The monitoring information posted to the MonIT systems are actually coming from the same metrics that are posted to WMStats, so we'll reference those metric names here as well such that you can check their description above. This wiki will also show a sample of each of those documents posted to AMQ/Elastic Search such that it becomes easier to look them up in ES via Kibana/Graphana. Every single document posted to MonIT has the following key/value pairs in addition to the payload:
{"agent_url": "reqmgr2",
"timestamp": 12345}
where timestamp is set just before uploading the documents to AMQ (note timestamp is placed under data.metadata by the AMQ client).

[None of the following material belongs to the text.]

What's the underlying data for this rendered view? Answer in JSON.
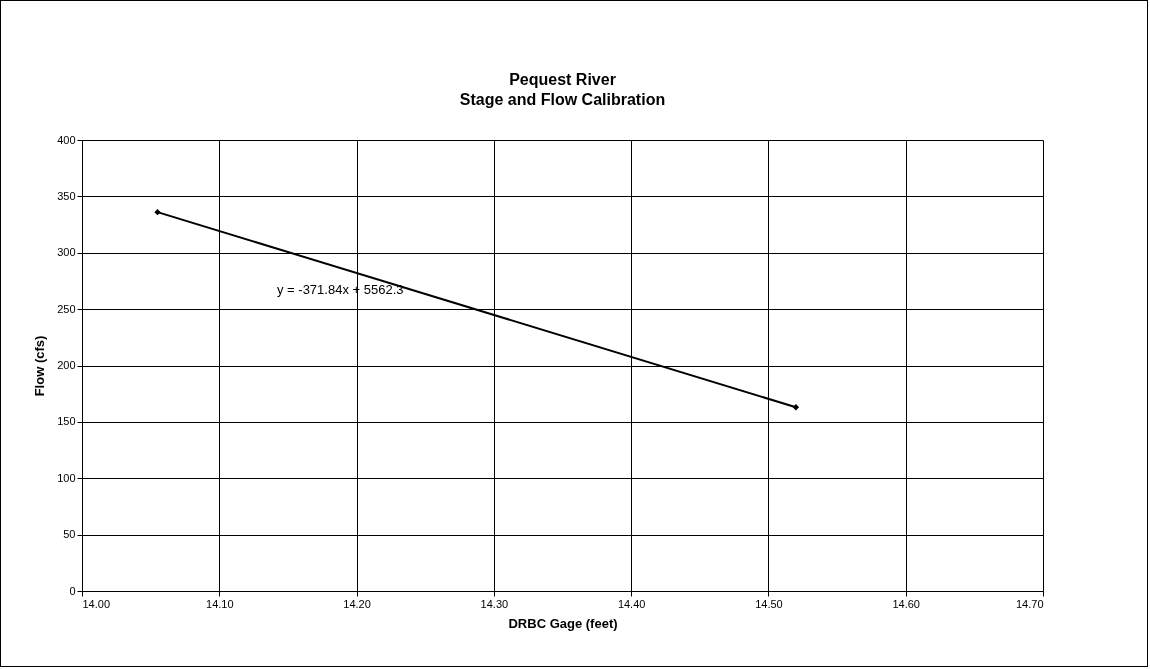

The actual monitoring data is always available under data.payload., so an example ES query for a ReqMgr2 metric would be:
data.payload.agent_url:reqmgr2 AND data.payload.type:reqmgr2_status
- requestsByStatus: represented by reqmgr2_status document type. A single document per status is created every cycle, regardless whether there are any workflows within that status or not.
"payload": {
"agent_url": "reqmgr2",
"type": "reqmgr2_status",
"request_status": "aborted-completed",
"num_requests": 0
},
- requestsByStatusAndCampaign: represented by reqmgr2_campaign document type. Creates a document for each combination of request_status AND campaign every cycle. Status without any workflows (Campaign data) will be skipped.
"payload": {
"agent_url": "reqmgr2",
"type": "reqmgr2_campaign",
"request_status": "assignment-approved",
"num_requests": 7,
"campaign": "HG1804_Validation"
}
- requestsByStatusAndNumEvts: represented by reqmgr2_events document type. A single document per status is created every cycle, regardless whether there are any workflows (RequestNumEvents) within that status or not.
"payload": {
"agent_url": "reqmgr2",
"type": "reqmgr2_events",
"total_num_events": 100000,
"request_status": "running-closed"
}
- requestsByStatusAndPrio: represented by reqmgr2_prio document type. Creates a document for each combination of request_status AND request_priority every cycle. Status without any workflows (RequestPriority data) will be skipped.
"payload": {
"agent_url": "reqmgr2",
"type": "reqmgr2_prio",
"request_status": "failed",
"request_priority": 600000,
"num_requests": 2
}
- basic ReqMgr2 information (as described for WMStats) is not currently posted to MonIT.